SMEs, bitcoins and blockchain technology
Joel Divekar further discussed the advent of bitcoins and other cryptocurrencies and of encryption algorithms that have created a favourable context for development and proliferation of ransomware. Hence, organizations must educate their employees about the evolving risks, maintain patches on desktop users' systems, as well as critical data servers, reduce the automatic mapping of drives and regularly monitor infections to prevent spread of a contagion.
Divekar also talked about blockchain technology, which is a secured public ledger of all Bitcoin transactions that have ever been executed. A block is the 'current' part of a blockchain which records some or all of the recent transactions, and once completed goes into the blockchain as permanent database. This new development has the potential to increase secure data exchange and make transfer of authenticated information simpler and easier between entities and/or individuals.
300 Mumbai ICT partners pledge to enhance capabilities, expand adoption of multi-platform security solutions
In the emerging 'cashless economy' and advent of the 'digital age' dominated by social media, e-commerce, analytics, cloud and IoT it is imperative not only for SME ICT partners to themselves adopt robust security solutions, but also educate their customers and help them choose and implement appropriate systems and safeguards. This was the sentiment echoed almost unanimously by attendees at the TAIT Knowledge Series Workshop.
"The negligence of SMEs in designing and adopting robust IT security policies may serve as the proverbial 'Trojan Horse' for a major cyber breach, negatively impact the affected organisations' business operations and expose their customers to vicious ransomware," said Rushabh Shah, President, TAIT.
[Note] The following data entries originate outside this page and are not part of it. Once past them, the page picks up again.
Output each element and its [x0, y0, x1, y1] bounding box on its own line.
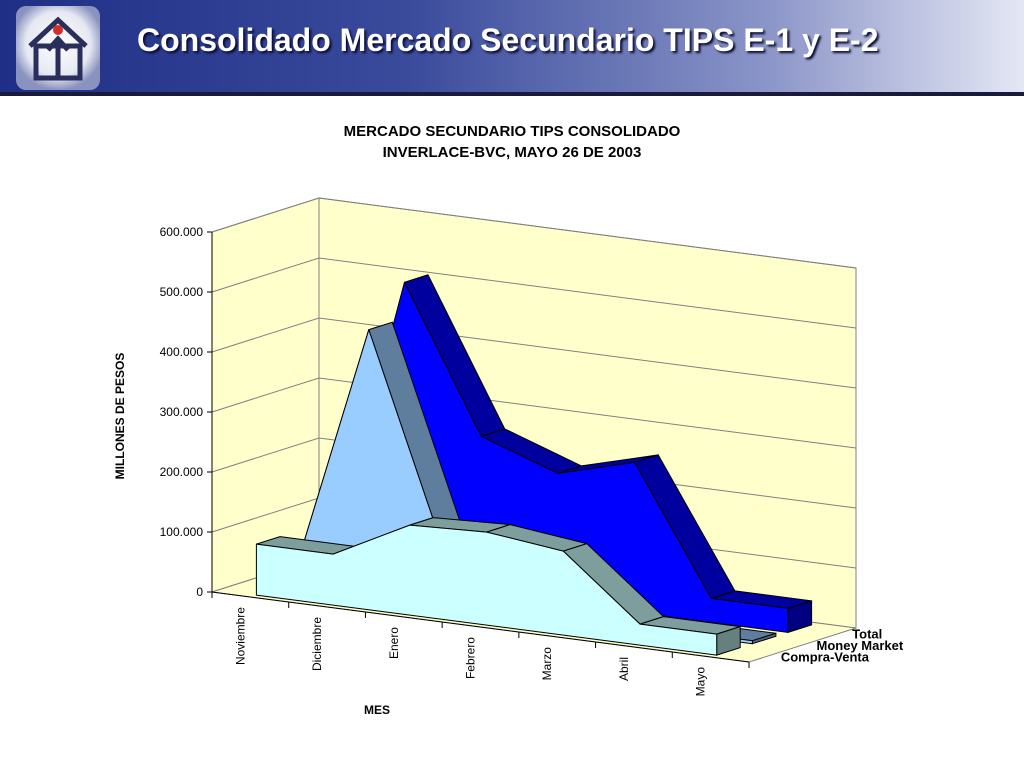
y-tick-label: 0 [196, 585, 203, 599]
gridline [211, 257, 857, 329]
x-axis-line [211, 591, 750, 663]
area-chart: MERCADO SECUNDARIO TIPS CONSOLIDADO INVER… [113, 123, 904, 717]
y-tick-label: 500.000 [160, 285, 204, 299]
x-tick-label: Noviembre [233, 607, 247, 665]
x-axis-title: MES [364, 703, 390, 717]
ribbon-front-face [255, 524, 718, 656]
legend-compra-venta: Compra-Venta [781, 649, 870, 664]
x-tick-label: Marzo [540, 647, 554, 681]
y-axis-title: MILLONES DE PESOS [113, 353, 127, 480]
slide-header: Consolidado Mercado Secundario TIPS E-1 … [0, 0, 1024, 96]
x-tick-label: Febrero [464, 637, 478, 679]
y-tick-label: 400.000 [160, 345, 204, 359]
y-tick-label: 300.000 [160, 405, 204, 419]
x-tick-label: Diciembre [310, 617, 324, 671]
y-tick-label: 600.000 [160, 225, 204, 239]
chart-title-line: INVERLACE-BVC, MAYO 26 DE 2003 [383, 144, 642, 161]
house-arrow-icon [16, 6, 100, 90]
y-tick-label: 200.000 [160, 465, 204, 479]
series-compra-venta [255, 517, 741, 656]
gridline [211, 437, 857, 509]
gridline [211, 317, 857, 389]
legend-money-market: Money Market [817, 638, 904, 653]
legend-total: Total [852, 627, 882, 642]
chart-title-line: MERCADO SECUNDARIO TIPS CONSOLIDADO [344, 123, 681, 140]
x-tick-label: Enero [387, 627, 401, 659]
x-tick-label: Mayo [694, 667, 708, 697]
gridline [211, 197, 857, 269]
x-tick-label: Abril [617, 657, 631, 681]
y-tick-label: 100.000 [160, 525, 204, 539]
slide-title: Consolidado Mercado Secundario TIPS E-1 … [137, 22, 879, 58]
gridline [211, 377, 857, 449]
"TAIT members feel it is not only a business opportunity but a duty they owe themselves and their customers to engage with experts to carefully assess their threat vulnerabilities and devise and implement effective safeguards to defend against pervasive security threats," Shah reiterated.
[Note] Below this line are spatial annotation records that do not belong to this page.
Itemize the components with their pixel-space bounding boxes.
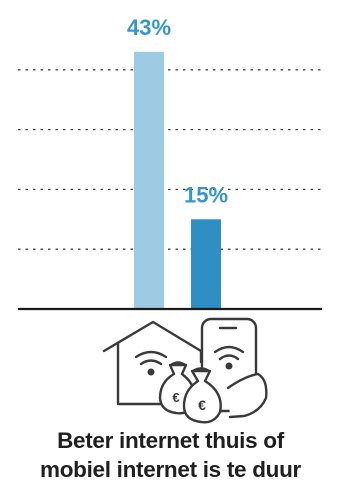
value-label-2: 15% xyxy=(184,182,228,207)
gridlines xyxy=(18,69,322,250)
money-bag-euro-icon: € € xyxy=(158,361,222,424)
value-labels: 43% 15% xyxy=(127,15,228,207)
chart-caption: Beter internet thuis of mobiel internet … xyxy=(0,426,341,484)
value-label-1: 43% xyxy=(127,15,171,40)
svg-text:€: € xyxy=(172,390,179,405)
svg-text:€: € xyxy=(198,397,206,413)
smartphone-wifi-icon xyxy=(200,317,268,419)
caption-line-2: mobiel internet is te duur xyxy=(40,457,301,482)
bar-2 xyxy=(191,219,221,309)
caption-line-1: Beter internet thuis of xyxy=(57,428,284,453)
bar-1 xyxy=(134,51,164,310)
bars xyxy=(134,51,221,310)
illustration: € € xyxy=(102,317,268,424)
In October 2016, Government of India announced setting up of a Rs 1,000 crore fund for R&D in cyber security to be spent over five years. The Cabinet Committee on Security (CCS) decided that such an R&D programme can be operationalised and implemented by the National Security Council Secretariat (NSCS). The fund will be sourced from the annual budget of the Department of Science and Technology (DST) and placed under a separate head. Similarly, Government of Maharashtra is working on rolling out a state-wide cyber security programme with a separate budgetary allocation.
"Going forward, TAIT will coordinate with members to periodically review existing security solution vendor OEM relationships. The aim would be to identify gaps and prepare a roadmap for increased business tie-ups, training and upskilling of staff, and adopt systems and processes that can serve as a 'best practices' guide. The IT partner SME community would continue to create upstream and downstream linkages as well as long term engagements with customer organisations across key industry verticals and the public sector," Bavishi concluded.